Furthermore, Christ is quoting two Old Testament passages in Mark 12—Psalm 118, which was 1000 years before Christ, as well as Isaiah 28, which was 700 years before Christ. God, through King David and his prophet Isaiah, had already promised that Christ’s exaltation as cornerstone would come through his initial rejection as no stone. So while it is strikingly surprising, it has been historically promised. In a nutshell, it has always been God’s loving purpose to turn a murderous crucifixion into the means of our beautiful salvation. So the passion week and resurrection of Jesus wasn’t a plan B, or a last-ditch effort by God to make something good out of something that went terribly wrong. It was his gospel plan all along.
That’s marvelous! That God intentionally and sovereignly purposed to utilize the rejection and crucifixion of his Son by the Jewish leaders as the means by which he would once and for all atone for sin, that’s stunningly amazing. That God intentionally and sovereignly purposed to allow death in order to bring life, that’s strikingly surprising. Beyond comprehension. In a word, marvelous.

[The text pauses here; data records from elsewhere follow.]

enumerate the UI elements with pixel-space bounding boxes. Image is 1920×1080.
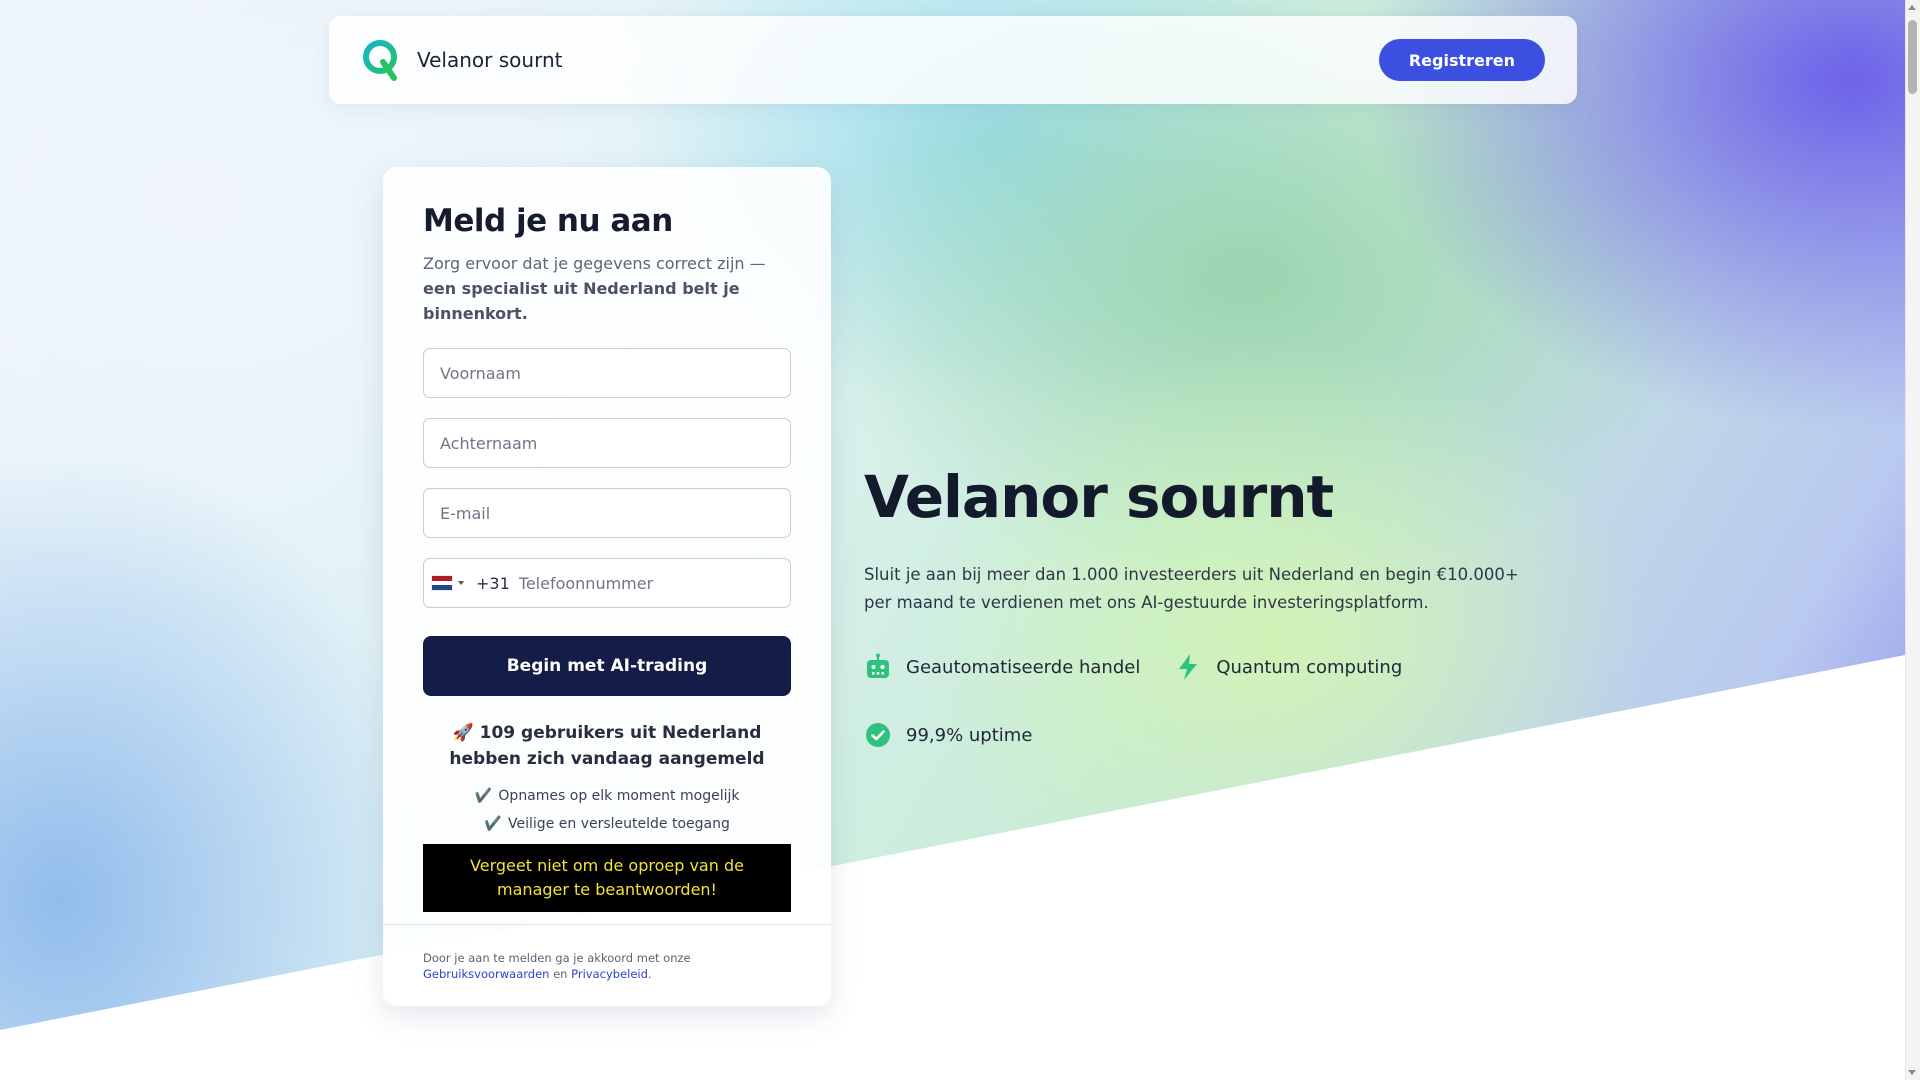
first-name-input[interactable] [423, 348, 791, 398]
robot-icon [867, 653, 889, 678]
hero-title: Velanor sournt [864, 463, 1334, 531]
scroll-down-arrow-icon[interactable] [1908, 1070, 1916, 1075]
brand[interactable]: Velanor sournt [361, 38, 562, 82]
feature-label: Quantum computing [1216, 656, 1403, 678]
check-item-label: Veilige en versleutelde toegang [508, 816, 730, 832]
signup-subtitle: Zorg ervoor dat je gegevens correct zijn… [423, 251, 791, 326]
checkmark-icon: ✔️ [474, 788, 492, 804]
submit-button[interactable]: Begin met AI-trading [423, 636, 791, 696]
hero-section: Velanor sournt Sluit je aan bij meer dan… [864, 457, 1564, 749]
signup-subtitle-bold: een specialist uit Nederland belt je bin… [423, 279, 740, 323]
feature-uptime: 99,9% uptime [864, 721, 1032, 749]
phone-input[interactable] [518, 560, 790, 606]
phone-field: +31 [423, 558, 791, 608]
signup-card: Meld je nu aan Zorg ervoor dat je gegeve… [383, 167, 831, 1006]
feature-label: 99,9% uptime [906, 724, 1033, 746]
scroll-up-arrow-icon[interactable] [1908, 5, 1916, 10]
feature-automated-trading: Geautomatiseerde handel [864, 653, 1140, 681]
page: Velanor sournt Registreren Meld je nu aa… [0, 0, 1920, 1080]
checkmark-icon: ✔️ [484, 816, 502, 832]
feature-label: Geautomatiseerde handel [906, 656, 1141, 678]
last-name-input[interactable] [423, 418, 791, 468]
signup-title: Meld je nu aan [423, 203, 673, 239]
feature-list: Geautomatiseerde handel Quantum computin… [864, 653, 1544, 749]
feature-quantum-computing: Quantum computing [1174, 653, 1402, 681]
logo-icon [363, 40, 397, 81]
manager-call-notice: Vergeet niet om de oproep van de manager… [423, 844, 791, 912]
check-item: ✔️ Veilige en versleutelde toegang [423, 816, 791, 832]
phone-dial-code: +31 [476, 573, 510, 593]
privacy-link[interactable]: Privacybeleid [571, 967, 648, 981]
email-input[interactable] [423, 488, 791, 538]
register-button[interactable]: Registreren [1378, 39, 1545, 81]
legal-prefix: Door je aan te melden ga je akkoord met … [423, 951, 691, 965]
signup-subtitle-plain: Zorg ervoor dat je gegevens correct zijn… [423, 254, 766, 273]
signups-count-text: 🚀 109 gebruikers uit Nederland hebben zi… [449, 723, 765, 769]
check-item-label: Opnames op elk moment mogelijk [498, 788, 740, 804]
legal-and: en [549, 967, 572, 981]
legal-suffix: . [647, 967, 652, 981]
card-divider [383, 924, 831, 925]
hero-description: Sluit je aan bij meer dan 1.000 investee… [864, 565, 1519, 612]
brand-name: Velanor sournt [417, 48, 563, 72]
legal-text: Door je aan te melden ga je akkoord met … [423, 950, 791, 982]
scrollbar-thumb[interactable] [1908, 20, 1917, 94]
lightning-icon [1179, 654, 1198, 680]
check-item: ✔️ Opnames op elk moment mogelijk [423, 788, 791, 804]
terms-link[interactable]: Gebruiksvoorwaarden [423, 967, 549, 981]
top-navbar: Velanor sournt Registreren [329, 16, 1577, 104]
check-circle-icon [866, 723, 890, 747]
vertical-scrollbar[interactable] [1905, 0, 1920, 1080]
country-dropdown-caret-icon[interactable] [458, 581, 464, 585]
netherlands-flag-icon[interactable] [432, 576, 452, 591]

This is good for us to ponder. Why? Because too many of us see God as mechanical, not marvelous. We don’t behold him in wonder; we’re actually, and wrongfully, bored with him. To many of us, he’s easily figured out, predictably routine, nicely boxed within our own mental explanations that leave him as our bellhop or consultant, not our sovereign King.
If that’s you, you have long ago stopped adoring the gospel, and you now merely admit it. Accept it. Much like you accept taxes—“Yes, we pay; it’s a fact of life, but we usually get something back later.” Or much like you accept final exams—“Yes, it’s a long week, but if you study hard and do your best, it works out in the end.”
That’s mechanical. That’s expected. That’s not strikingly surprising or mindboggling. Human effort and mere moralistic bargaining are never marvelous.
So no, no, no, a thousand times no to that kind of God and that kind of gospel! The “good news” isn’t anything like that. Instead, it’s the story of God taking the murderous crucifixion of his Son and turning it into our miraculous salvation. And knowing all along this is exactly how he would do it. It’s God, using sinners as players in his narrative that, from eternity past, was designed to allow his only Son to know the depths of our pain so that we might know the heights of his joy. It’s God, sovereignly exercising his divine purpose to lay on his Son what he never deserved—death—in order to grant to us what we could never earn—life.
May we be forever marked by a God who is forever marvelous.